August 29, 2012


Hello, from my iPhone. My laptop is still lifeless. At this point I think I'm going to stick it out, not spend the $80 for a new charger, and go without it this week. A little difficult considering it makes me feel connected when I'm away... but I just think I would feel really spoiled buying that charger. So, the Mr. (who I miss dearly) graciously agreed to write a guest post (or two?) for you this week. Thank you, honey!

TWO guest posts? What was that you said about feeling spoiled? ;)

At long last (seriously, it seems like it’s been two years),it’s football season again! I realize that not every l+r reader is as excited as me, but when it comes to guest posts, you can’t always win. I was urged to keep it short, so even if you hate football, keep going. It won't be too painful.

Much like they will be during adulthood, Fridays are the coolest for school-aged kids. The teachers wear jeans and team colors, and there’s a certain, unmistakable buzz around town. Football games are the center of the universe on those late-summer and autumn Fridays. Oh, the lights...the band...the crowd. I specifically remember the occasions when some of the high school football players would visit my school. They would come and read to us, answer our ridiculous questions, and sometimes leave a lasting impression. That’s a pretty good tradeoff for getting out of chemistry class.

When I was in elementary school, we had recess twice a day. If you multiply that by about 180 school days, and then multiply that by six years, you get 2,160 recesses. An Ohio school year includes sweltering heat, gloomy drizzle, and waist-deep snow; we hold recess through all of the above. I would conservatively estimate that my classmates and I played football during 2,000 of those. I'm sure we had basketball hoops and swings, but I don't really remember. I do remember the two trees that marked the goal lines, though.

Football was everything; our dads and grandfathers had played, and it had been embedded in our town culture since the 1890s.
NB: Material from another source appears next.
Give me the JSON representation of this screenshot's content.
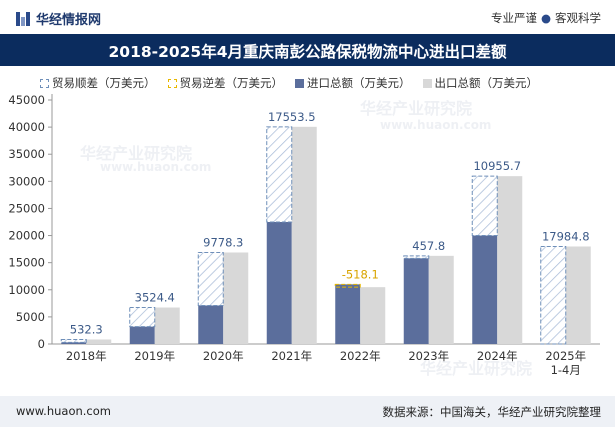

We diligently collected football cards and did our best to answer our gym teacher’s weekly football trivia in the hopes of winning more. I’m guessing he discontinued trivia when his third graders started Wikipedia-ing the answers on their iPhones, but it was pure excitement for us.

We really were #1.
Our school system didn’t actually have full-contact football until eighth grade (luckily, we had those thousand two-a-days under our belts). Getting that first set of equipment was pretty exhilarating, even though the helmet almost took my ears off and about 20% of the guys put their girdles on backwards. It didn’t matter that we were using hand-me-down pads and helmets from our parents’ generation. We were the real deal!

I eventually became one of those high school hotshots who went to read to the little kids in my old elementary school. Since I wanted to go to college and become a teacher, it was a privilege that I truly cherished, even as a 17-year-old. High school football players were role models, right alongside firemen and police officers, and I was fully aware of that. Years later, while working as an administrator at a trade school, one of my (adult) students brought in a mini-football she had caught at a game when she was little, and it had my autograph on it. That’ll make you feel both old and silly.
You wouldn't recognize me now.
I am determined to get home and catch a high school game this year. One of my old teammates is now the head coach, which is kinda cool. I’m old enough that I can pretty easily attend a game without being detected nowadays. Not that I don’t want to chat (I actually do)… I just really want to watch those young guys play.


  1. Very good guest blog Mr. Martin. Hope you make it home for one of those Friday night games!!!

  2. i always totally love the guest post. especially this one. football fridays were almost magical then. nothing like rooting on the boys. you guys made for quite a few great games and something about old pics.. that dont really seem like they were that old...but i will remember you all just as we were. young and carefree. hope all is well. see you hopefully around the holidays. its always a pleasure to run into the martins.